This is an example of bootstraping using the R package rsample. There are many other possibilities like boot, bootstrap or manual coding but I like this approach since it's very flexible. First of all I load the packages
library(dplyr)
library(purrr)
library(rsample)
library(yardstick)
#> For binary classification, the first factor level is assumed to be the event.
#> Set the global option `yardstick.event_first` to `FALSE` to change this.
That warning means that we need to set options(yardstick.event_first = FALSE)
since the first factor level for gold_std
, test1
and test2
is 0.
options(yardstick.event_first = FALSE)
Then i load the data
data <- tibble(
ID = 1:25,
gold_std = factor(c(0, 1, 1, 0, 0, 0, 1, 0, 0, 0, 0, 1, 1, 1, 0, 0, 0, 1, 0, 1, 1, 1, 0, 0, 0)),
test_1 = factor(c(0, 1, 1, 0, 1, 1, 1, 0, 0, 1, 1, 1, 1, 1, 0, 0, 1, 1, 1, 1, 0, 1, 1, 0, 0)),
test_2 = factor(c(0, 1, 1, 0, 0, 1, 1, 0, 0, 1, 0, 1, 1, 1, 0, 0, 0, 1, 0, 1, 0, 1, 0, 0, 0))
)
The confusion matrix is:
table(select(data, gold_std, test_1))
#> test_1
#> gold_std 0 1
#> 0 8 7
#> 1 1 9
which means that the sensitivity is equal to 9 / (9 + 1) and specificity is equal to 8 / (7 + 8). Indeed
sens(data, truth = gold_std, estimate = test_1)
#> # A tibble: 1 x 3
#> .metric .estimator .estimate
#> <chr> <chr> <dbl>
#> 1 sens binary 0.9
and
spec(data, truth = gold_std, estimate = test_1)
#> # A tibble: 1 x 3
#> .metric .estimator .estimate
#> <chr> <chr> <dbl>
#> 1 spec binary 0.533
The functions sens
e spec
are defined in the R package yardstick
. I can use the R package rsample
to create 30 bootstrap replicates of the data:
set.seed(1)
bootstrap_data <- bootstraps(data, times = 30)
and this is the result
bootstrap_data
#> # Bootstrap sampling
#> # A tibble: 30 x 2
#> splits id
#> <list> <chr>
#> 1 <split [25/9]> Bootstrap01
#> 2 <split [25/13]> Bootstrap02
#> 3 <split [25/11]> Bootstrap03
#> 4 <split [25/7]> Bootstrap04
#> 5 <split [25/10]> Bootstrap05
#> 6 <split [25/10]> Bootstrap06
#> 7 <split [25/8]> Bootstrap07
#> 8 <split [25/7]> Bootstrap08
#> 9 <split [25/9]> Bootstrap09
#> 10 <split [25/7]> Bootstrap10
#> # ... with 20 more rows
bootstrap_data
is a new dataframe with 30 rows (as many as the number of boostrap replications) and 2 columns: splits
e id
. The column splits
records the number of observations excluded from each bootstrap replicate while id
is simply and id column. For example in the first replicate of the bootstrap samples 9 observations were excluded. Moreover we can use the function analysis
to retrive the observations sampled in each bootrstrap replicate. This is a more efficient way to store the indexes of a bootstrap sampling.
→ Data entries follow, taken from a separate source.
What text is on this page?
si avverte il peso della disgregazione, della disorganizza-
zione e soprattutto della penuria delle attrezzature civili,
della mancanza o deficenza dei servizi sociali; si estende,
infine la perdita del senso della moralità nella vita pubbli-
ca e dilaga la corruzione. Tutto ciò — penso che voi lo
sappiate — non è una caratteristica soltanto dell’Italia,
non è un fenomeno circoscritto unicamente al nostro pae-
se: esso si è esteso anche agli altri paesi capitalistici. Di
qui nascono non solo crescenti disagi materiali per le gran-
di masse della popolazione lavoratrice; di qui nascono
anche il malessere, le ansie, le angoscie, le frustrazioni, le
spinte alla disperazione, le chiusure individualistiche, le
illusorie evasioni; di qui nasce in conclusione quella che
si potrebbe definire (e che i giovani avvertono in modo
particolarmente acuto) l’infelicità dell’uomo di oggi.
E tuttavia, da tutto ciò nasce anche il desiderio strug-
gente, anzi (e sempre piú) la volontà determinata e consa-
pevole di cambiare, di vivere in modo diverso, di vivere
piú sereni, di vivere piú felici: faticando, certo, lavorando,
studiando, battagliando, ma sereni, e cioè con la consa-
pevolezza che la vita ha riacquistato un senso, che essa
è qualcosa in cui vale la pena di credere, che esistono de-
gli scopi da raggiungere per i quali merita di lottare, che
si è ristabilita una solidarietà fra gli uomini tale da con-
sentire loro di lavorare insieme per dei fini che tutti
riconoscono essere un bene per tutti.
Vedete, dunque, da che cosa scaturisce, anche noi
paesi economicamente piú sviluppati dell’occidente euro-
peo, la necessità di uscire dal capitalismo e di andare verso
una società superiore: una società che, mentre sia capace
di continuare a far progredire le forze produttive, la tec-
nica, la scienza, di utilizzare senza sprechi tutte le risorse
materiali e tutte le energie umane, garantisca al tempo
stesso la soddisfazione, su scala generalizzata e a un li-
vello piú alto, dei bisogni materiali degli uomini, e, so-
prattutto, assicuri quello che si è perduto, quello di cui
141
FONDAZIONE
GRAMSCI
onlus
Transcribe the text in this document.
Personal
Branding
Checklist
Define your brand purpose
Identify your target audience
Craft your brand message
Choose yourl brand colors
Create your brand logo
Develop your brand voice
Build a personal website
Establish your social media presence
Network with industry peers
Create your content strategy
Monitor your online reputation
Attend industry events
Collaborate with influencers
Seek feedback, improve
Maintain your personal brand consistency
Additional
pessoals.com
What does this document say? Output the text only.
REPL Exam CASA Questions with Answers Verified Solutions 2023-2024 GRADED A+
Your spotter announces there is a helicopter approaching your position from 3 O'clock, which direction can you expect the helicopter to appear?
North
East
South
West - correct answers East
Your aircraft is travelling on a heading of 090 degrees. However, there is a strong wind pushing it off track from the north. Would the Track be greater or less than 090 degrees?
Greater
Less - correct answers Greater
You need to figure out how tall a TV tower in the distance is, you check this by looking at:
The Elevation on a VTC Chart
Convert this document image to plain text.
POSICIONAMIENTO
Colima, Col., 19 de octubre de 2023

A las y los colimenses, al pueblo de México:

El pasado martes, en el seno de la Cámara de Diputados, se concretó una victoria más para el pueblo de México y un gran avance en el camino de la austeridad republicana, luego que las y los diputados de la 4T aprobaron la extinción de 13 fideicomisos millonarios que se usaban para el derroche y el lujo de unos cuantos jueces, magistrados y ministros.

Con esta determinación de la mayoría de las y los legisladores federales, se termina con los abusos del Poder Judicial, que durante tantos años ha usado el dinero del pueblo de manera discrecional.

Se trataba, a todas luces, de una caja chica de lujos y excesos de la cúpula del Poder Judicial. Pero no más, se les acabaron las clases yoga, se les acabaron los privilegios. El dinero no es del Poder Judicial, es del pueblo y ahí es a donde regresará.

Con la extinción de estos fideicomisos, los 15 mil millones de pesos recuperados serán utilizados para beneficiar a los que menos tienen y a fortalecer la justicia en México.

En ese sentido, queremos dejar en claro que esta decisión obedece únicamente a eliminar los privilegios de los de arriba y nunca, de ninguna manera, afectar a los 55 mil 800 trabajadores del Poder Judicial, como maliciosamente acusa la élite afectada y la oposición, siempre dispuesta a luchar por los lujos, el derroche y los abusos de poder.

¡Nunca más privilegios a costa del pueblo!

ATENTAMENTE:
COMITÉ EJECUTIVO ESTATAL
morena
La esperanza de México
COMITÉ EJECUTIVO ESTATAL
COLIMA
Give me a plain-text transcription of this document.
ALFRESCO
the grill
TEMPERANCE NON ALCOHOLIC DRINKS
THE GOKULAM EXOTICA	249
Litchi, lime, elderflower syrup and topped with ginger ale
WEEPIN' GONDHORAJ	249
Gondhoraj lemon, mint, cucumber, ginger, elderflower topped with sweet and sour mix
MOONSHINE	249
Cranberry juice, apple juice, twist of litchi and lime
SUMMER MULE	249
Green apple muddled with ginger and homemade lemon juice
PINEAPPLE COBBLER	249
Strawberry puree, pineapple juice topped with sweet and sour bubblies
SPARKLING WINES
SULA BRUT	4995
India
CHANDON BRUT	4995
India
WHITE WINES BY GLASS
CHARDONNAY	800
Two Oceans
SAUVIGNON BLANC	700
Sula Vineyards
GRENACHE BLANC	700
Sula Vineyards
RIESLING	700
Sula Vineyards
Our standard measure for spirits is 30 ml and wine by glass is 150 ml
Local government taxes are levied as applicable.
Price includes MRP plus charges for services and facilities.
Now I can define two function which take as input a split object and return the estimate of sensitivity and specificity for that boostrap sample.
bootstrap_sens <- function(splits) {
x <- analysis(splits)
sens(x, truth = gold_std, estimate = test_1)$.estimate
}
bootstrap_spec <- function(splits) {
x <- analysis(splits)
spec(x, truth = gold_std, estimate = test_1)$.estimate
}
I use the notation $.estimate
since I need just the estimate of sensitivity and specificity (and you can see from the output at the beginning that they return a dataframe). I can apply these functions to the bootstrap replicates using map_dbl
(since the output of both functions is an object of type double) and this is the result:
bootstrap_data <- bootstrap_data %>%
mutate(
sens = map_dbl(splits, bootstrap_sens),
spec = map_dbl(splits, bootstrap_spec)
)
bootstrap_data
#> # Bootstrap sampling
#> # A tibble: 30 x 4
#> splits id sens spec
#> * <list> <chr> <dbl> <dbl>
#> 1 <split [25/9]> Bootstrap01 0.727 0.571
#> 2 <split [25/13]> Bootstrap02 1 0.471
#> 3 <split [25/11]> Bootstrap03 1 0.312
#> 4 <split [25/7]> Bootstrap04 0.9 0.533
#> 5 <split [25/10]> Bootstrap05 0.8 0.533
#> 6 <split [25/10]> Bootstrap06 1 0.364
#> 7 <split [25/8]> Bootstrap07 0.9 0.6
#> 8 <split [25/7]> Bootstrap08 1 0.533
#> 9 <split [25/9]> Bootstrap09 0.667 0.625
#> 10 <split [25/7]> Bootstrap10 0.667 0.75
#> # ... with 20 more rows
Created on 2019-07-22 by the reprex package (v0.3.0)
You can use the same approach for test_2
. I'm not sure what you mean by likelihood ratios
but you can define your own function to evalute it and apply it in the same way as bootstrap_sens
or bootstrap_spec
. You can find much more details about rsample at the package website.